Personal information
- Full name: Daniel Ralph Ruffell
- Date of birth: 3 October 1867
- Place of birth: Southampton, England
- Date of death: 3 October 1940 (aged 73)
- Place of death: Southampton, England
- Position(s): Goalkeeper

Senior career*
- Years: Team / Apps / (Gls)
- 1885–1894: Southampton St. Mary's / 0 / (0)

= Ralph Ruffell =

English footballer

Daniel Ralph Ruffell (3 October 1867 – 3 October 1940) was an English amateur footballer who played as a goalkeeper for Southampton St. Mary's from their inaugural fixture in November 1885 until 1894, including making six appearances in the FA Cup.

==Football career==
Ruffell was born in Southampton and was associated with St. Mary's Church; the St Mary's Church of England Young Men's Association decided to arrange a football match against Freemantle, which took place on 21 November 1885 on a pitch in Northlands Road, where the Hampshire Bowling Club was subsequently situated, close to the County Cricket Ground, with Ruffell playing in goal. The "Saints" won the match 5–1 with three goals from Ned Bromley and two from Arthur Fry; Freemantle's goal was an own goal when the ball came off a defender's legs after a corner.

Ruffell remained with the "Saints" for nearly ten years and helped the club grow rapidly to participate in the Hampshire Junior Cup, which was won in 1888, 1889 and 1890, followed by the Hampshire Senior Cup (winners in 1891 and 1892, and losing finalists in 1893 and 1894), before participating in the FA Cup for the first time in 1891. Throughout this time Ruffell was the first-choice goalkeeper, and played in every cup match until October 1892.
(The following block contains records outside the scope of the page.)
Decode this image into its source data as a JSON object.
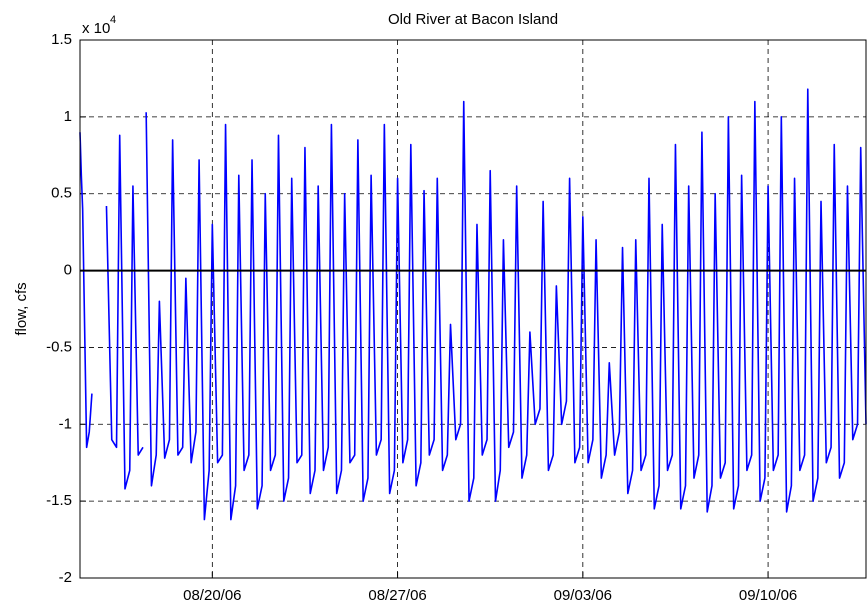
{
  "chart_data": {
    "type": "line",
    "title": "Old River at Bacon Island",
    "ylabel": "flow, cfs",
    "axis_multiplier": "x 10",
    "axis_multiplier_exponent": "4",
    "xlim": [
      227.0,
      256.7
    ],
    "ylim": [
      -2,
      1.5
    ],
    "xticks": [
      {
        "value": 232,
        "label": "08/20/06"
      },
      {
        "value": 239,
        "label": "08/27/06"
      },
      {
        "value": 246,
        "label": "09/03/06"
      },
      {
        "value": 253,
        "label": "09/10/06"
      }
    ],
    "yticks": [
      -2,
      -1.5,
      -1,
      -0.5,
      0,
      0.5,
      1,
      1.5
    ],
    "grid": true,
    "zero_line": true,
    "series": [
      {
        "color": "#0000ff",
        "x": [
          227.0,
          227.05,
          227.1,
          227.25,
          227.35,
          227.45,
          227.6,
          228.0,
          228.2,
          228.38,
          228.5,
          228.7,
          228.88,
          229.0,
          229.2,
          229.38,
          229.45,
          229.5,
          229.7,
          229.88,
          230.0,
          230.2,
          230.38,
          230.5,
          230.7,
          230.88,
          231.0,
          231.2,
          231.38,
          231.5,
          231.7,
          231.88,
          232.0,
          232.2,
          232.38,
          232.5,
          232.7,
          232.88,
          233.0,
          233.2,
          233.38,
          233.5,
          233.7,
          233.88,
          234.0,
          234.2,
          234.38,
          234.5,
          234.7,
          234.88,
          235.0,
          235.2,
          235.38,
          235.5,
          235.7,
          235.88,
          236.0,
          236.2,
          236.38,
          236.5,
          236.7,
          236.88,
          237.0,
          237.2,
          237.38,
          237.5,
          237.7,
          237.88,
          238.0,
          238.2,
          238.38,
          238.5,
          238.7,
          238.88,
          239.0,
          239.2,
          239.38,
          239.5,
          239.7,
          239.88,
          240.0,
          240.2,
          240.38,
          240.5,
          240.7,
          240.88,
          241.0,
          241.2,
          241.38,
          241.5,
          241.7,
          241.88,
          242.0,
          242.2,
          242.38,
          242.5,
          242.7,
          242.88,
          243.0,
          243.2,
          243.38,
          243.5,
          243.7,
          243.88,
          244.0,
          244.2,
          244.38,
          244.5,
          244.7,
          244.88,
          245.0,
          245.2,
          245.38,
          245.5,
          245.7,
          245.88,
          246.0,
          246.2,
          246.38,
          246.5,
          246.7,
          246.88,
          247.0,
          247.2,
          247.38,
          247.5,
          247.7,
          247.88,
          248.0,
          248.2,
          248.38,
          248.5,
          248.7,
          248.88,
          249.0,
          249.2,
          249.38,
          249.5,
          249.7,
          249.88,
          250.0,
          250.2,
          250.38,
          250.5,
          250.7,
          250.88,
          251.0,
          251.2,
          251.38,
          251.5,
          251.7,
          251.88,
          252.0,
          252.2,
          252.38,
          252.5,
          252.7,
          252.88,
          253.0,
          253.2,
          253.38,
          253.5,
          253.7,
          253.88,
          254.0,
          254.2,
          254.38,
          254.5,
          254.7,
          254.88,
          255.0,
          255.2,
          255.38,
          255.5,
          255.7,
          255.88,
          256.0,
          256.2,
          256.38,
          256.5,
          256.7
        ],
        "values": [
          0.9,
          0.62,
          0.4,
          -1.15,
          -1.05,
          -0.8,
          null,
          0.42,
          -1.1,
          -1.15,
          0.88,
          -1.42,
          -1.3,
          0.55,
          -1.2,
          -1.15,
          null,
          1.03,
          -1.4,
          -1.2,
          -0.2,
          -1.22,
          -1.1,
          0.85,
          -1.2,
          -1.15,
          -0.05,
          -1.25,
          -1.05,
          0.72,
          -1.62,
          -1.3,
          0.3,
          -1.25,
          -1.2,
          0.95,
          -1.62,
          -1.4,
          0.62,
          -1.3,
          -1.2,
          0.72,
          -1.55,
          -1.4,
          0.5,
          -1.3,
          -1.2,
          0.88,
          -1.5,
          -1.35,
          0.6,
          -1.25,
          -1.2,
          0.8,
          -1.45,
          -1.3,
          0.55,
          -1.3,
          -1.15,
          0.95,
          -1.45,
          -1.3,
          0.5,
          -1.25,
          -1.2,
          0.85,
          -1.5,
          -1.35,
          0.62,
          -1.2,
          -1.1,
          0.95,
          -1.45,
          -1.3,
          0.6,
          -1.25,
          -1.1,
          0.82,
          -1.4,
          -1.25,
          0.52,
          -1.2,
          -1.1,
          0.6,
          -1.3,
          -1.2,
          -0.35,
          -1.1,
          -1.0,
          1.1,
          -1.5,
          -1.35,
          0.3,
          -1.2,
          -1.1,
          0.65,
          -1.5,
          -1.3,
          0.2,
          -1.15,
          -1.05,
          0.55,
          -1.35,
          -1.2,
          -0.4,
          -1.0,
          -0.9,
          0.45,
          -1.3,
          -1.2,
          -0.1,
          -1.0,
          -0.85,
          0.6,
          -1.25,
          -1.15,
          0.35,
          -1.25,
          -1.1,
          0.2,
          -1.35,
          -1.2,
          -0.6,
          -1.2,
          -1.05,
          0.15,
          -1.45,
          -1.3,
          0.2,
          -1.3,
          -1.2,
          0.6,
          -1.55,
          -1.4,
          0.3,
          -1.3,
          -1.2,
          0.82,
          -1.55,
          -1.4,
          0.55,
          -1.35,
          -1.2,
          0.9,
          -1.57,
          -1.4,
          0.5,
          -1.35,
          -1.25,
          1.0,
          -1.55,
          -1.4,
          0.62,
          -1.3,
          -1.2,
          1.1,
          -1.5,
          -1.35,
          0.55,
          -1.3,
          -1.2,
          1.0,
          -1.57,
          -1.4,
          0.6,
          -1.3,
          -1.2,
          1.18,
          -1.5,
          -1.35,
          0.45,
          -1.25,
          -1.15,
          0.82,
          -1.35,
          -1.25,
          0.55,
          -1.1,
          -1.0,
          0.8,
          -1.0
        ]
      }
    ]
  }
}
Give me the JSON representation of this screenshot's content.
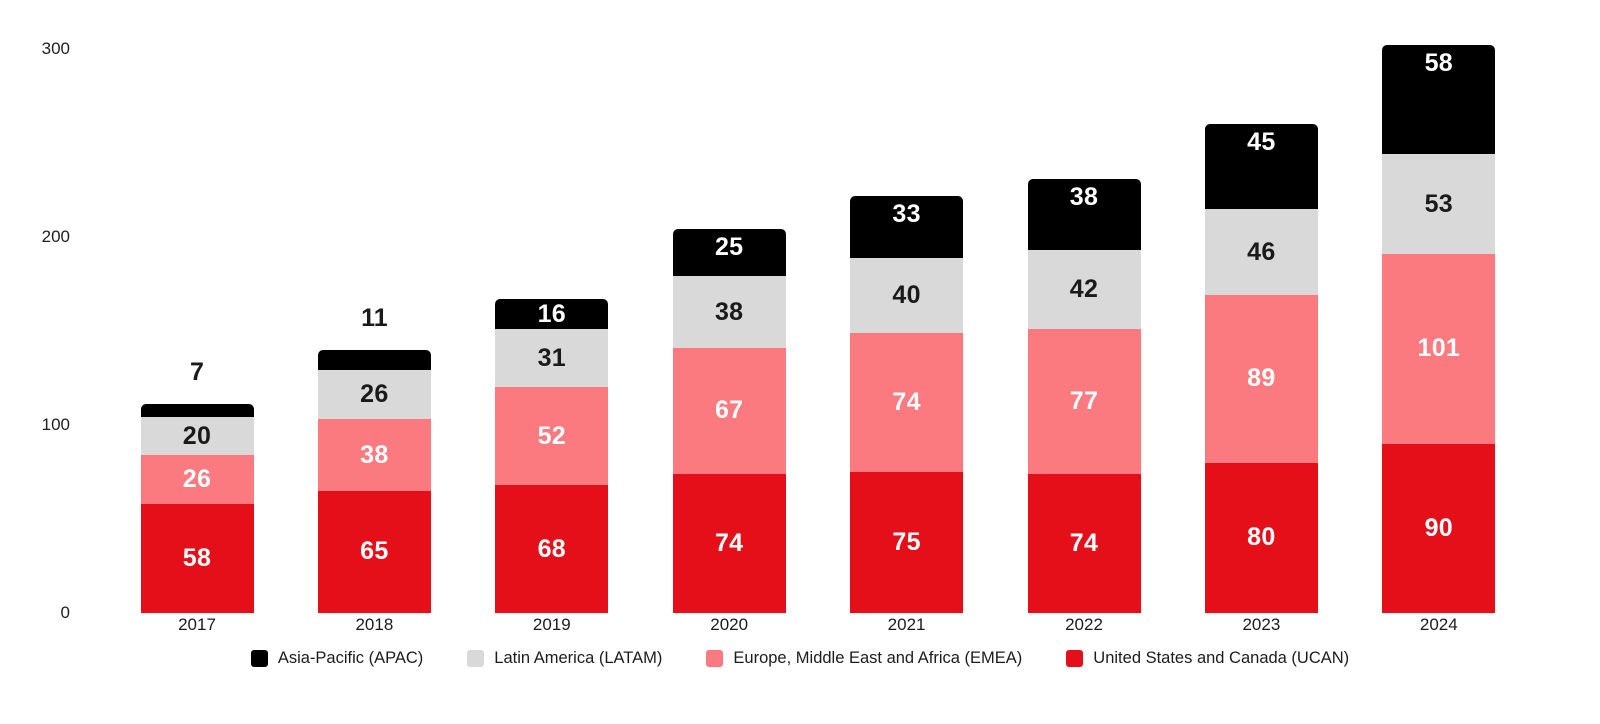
{
  "chart_data": {
    "type": "bar",
    "variant": "stacked-vertical",
    "title": "",
    "xlabel": "",
    "ylabel": "",
    "categories": [
      "2017",
      "2018",
      "2019",
      "2020",
      "2021",
      "2022",
      "2023",
      "2024"
    ],
    "series": [
      {
        "key": "ucan",
        "name": "United States and Canada (UCAN)",
        "color": "#e50f1a",
        "label_color": "#ffffff",
        "values": [
          58,
          65,
          68,
          74,
          75,
          74,
          80,
          90
        ]
      },
      {
        "key": "emea",
        "name": "Europe, Middle East and Africa (EMEA)",
        "color": "#fb7a80",
        "label_color": "#ffffff",
        "values": [
          26,
          38,
          52,
          67,
          74,
          77,
          89,
          101
        ]
      },
      {
        "key": "latam",
        "name": "Latin America (LATAM)",
        "color": "#d9d9d9",
        "label_color": "#1a1a1a",
        "values": [
          20,
          26,
          31,
          38,
          40,
          42,
          46,
          53
        ]
      },
      {
        "key": "apac",
        "name": "Asia-Pacific (APAC)",
        "color": "#000000",
        "label_color": "#ffffff",
        "values": [
          7,
          11,
          16,
          25,
          33,
          38,
          45,
          58
        ]
      }
    ],
    "totals": [
      111,
      140,
      167,
      204,
      222,
      231,
      260,
      302
    ],
    "y_ticks": [
      0,
      100,
      200,
      300
    ],
    "ylim": [
      0,
      300
    ],
    "grid": false,
    "axis_lines": false,
    "data_labels": "shown-on-every-segment",
    "outside_labels": [
      {
        "category": "2017",
        "series": "apac",
        "value": 7
      },
      {
        "category": "2018",
        "series": "apac",
        "value": 11
      }
    ],
    "legend_position": "bottom",
    "legend": [
      {
        "label": "Asia-Pacific (APAC)",
        "color": "#000000"
      },
      {
        "label": "Latin America (LATAM)",
        "color": "#d9d9d9"
      },
      {
        "label": "Europe, Middle East and Africa (EMEA)",
        "color": "#fb7a80"
      },
      {
        "label": "United States and Canada (UCAN)",
        "color": "#e50f1a"
      }
    ]
  },
  "colors": {
    "background": "#ffffff",
    "axis_text": "#1f1f1f",
    "category_text": "#1c1c1e",
    "legend_text": "#1c1c1c",
    "outside_label_text": "#1a1a1a"
  }
}
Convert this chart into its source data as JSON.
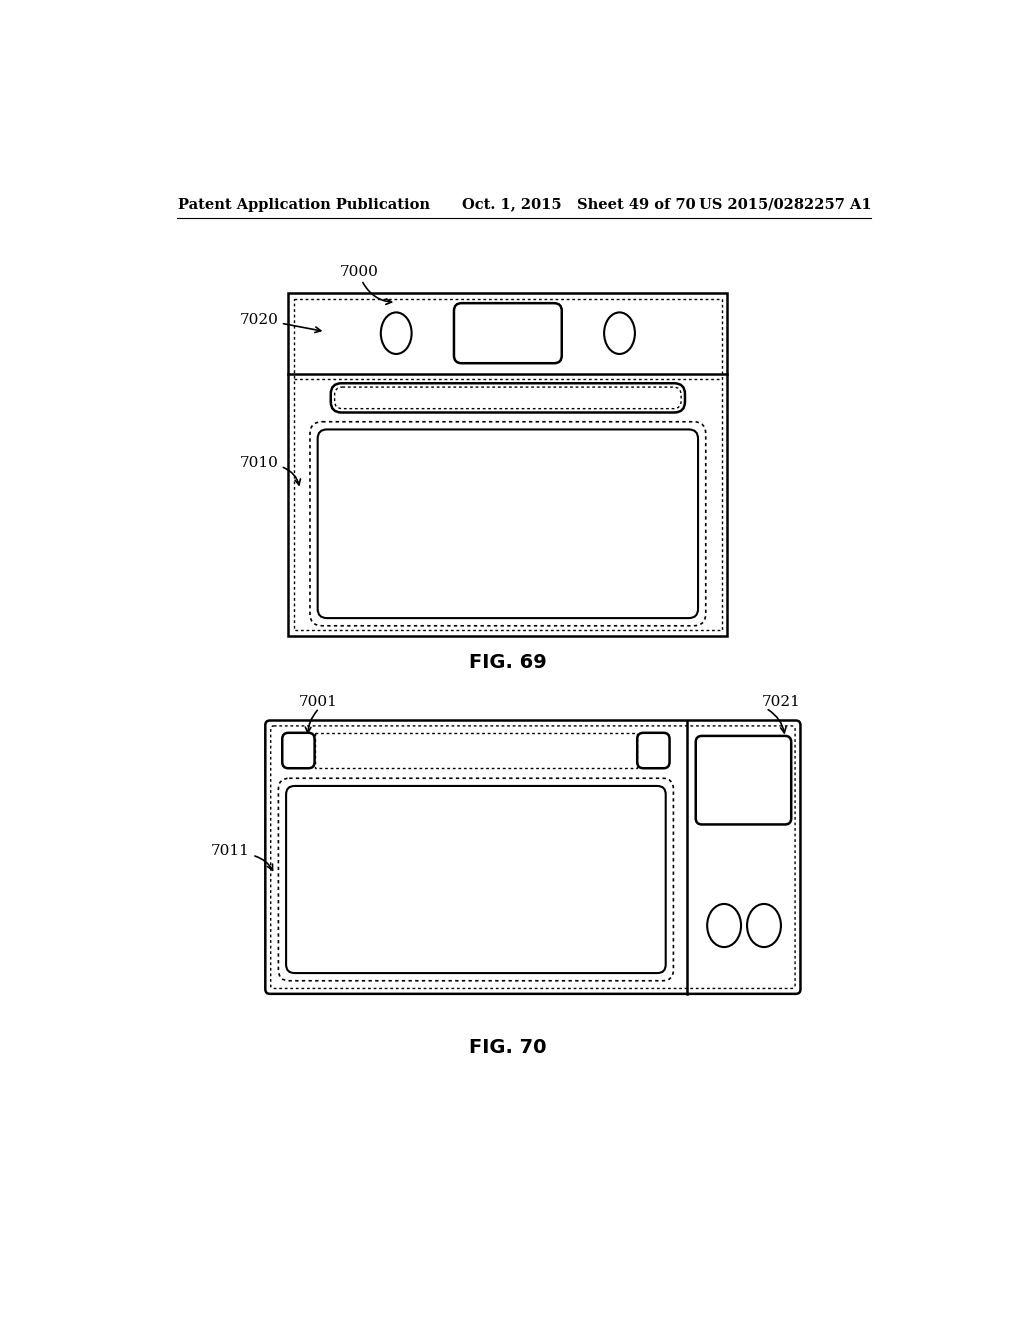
{
  "bg_color": "#ffffff",
  "header_left": "Patent Application Publication",
  "header_mid": "Oct. 1, 2015   Sheet 49 of 70",
  "header_right": "US 2015/0282257 A1",
  "fig69_caption": "FIG. 69",
  "fig70_caption": "FIG. 70",
  "label_7000": "7000",
  "label_7020": "7020",
  "label_7010": "7010",
  "label_7001": "7001",
  "label_7021": "7021",
  "label_7011": "7011"
}
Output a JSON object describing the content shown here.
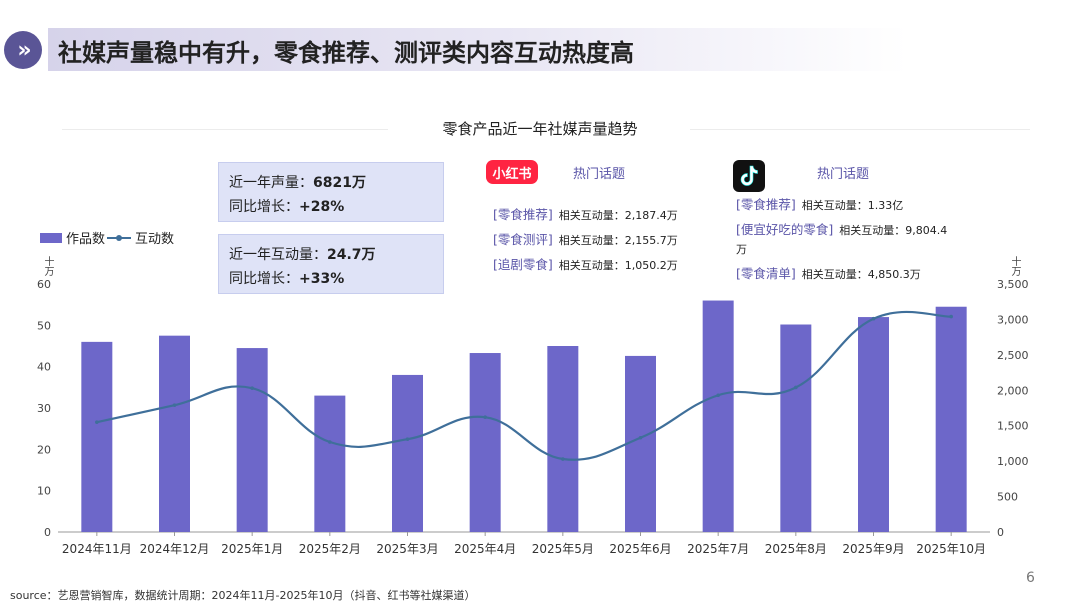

In the FA Cup, the "Saints" reached the Second Qualifying Round for each of the three seasons from 1891–92 to 1893–94 with Ruffell in goal for all six matches. In the Hampshire Senior Cup final played on 10 March 1894, Ruffell sustained a dislocated knee cap in the 1–0 defeat by the Royal Engineers which ended his playing career, although he continued to make occasional reserve-team appearances.

==Later career==
Ruffell was employed as an engineer in Southampton Docks. He died in Southampton on his 73rd birthday, 3 October 1940.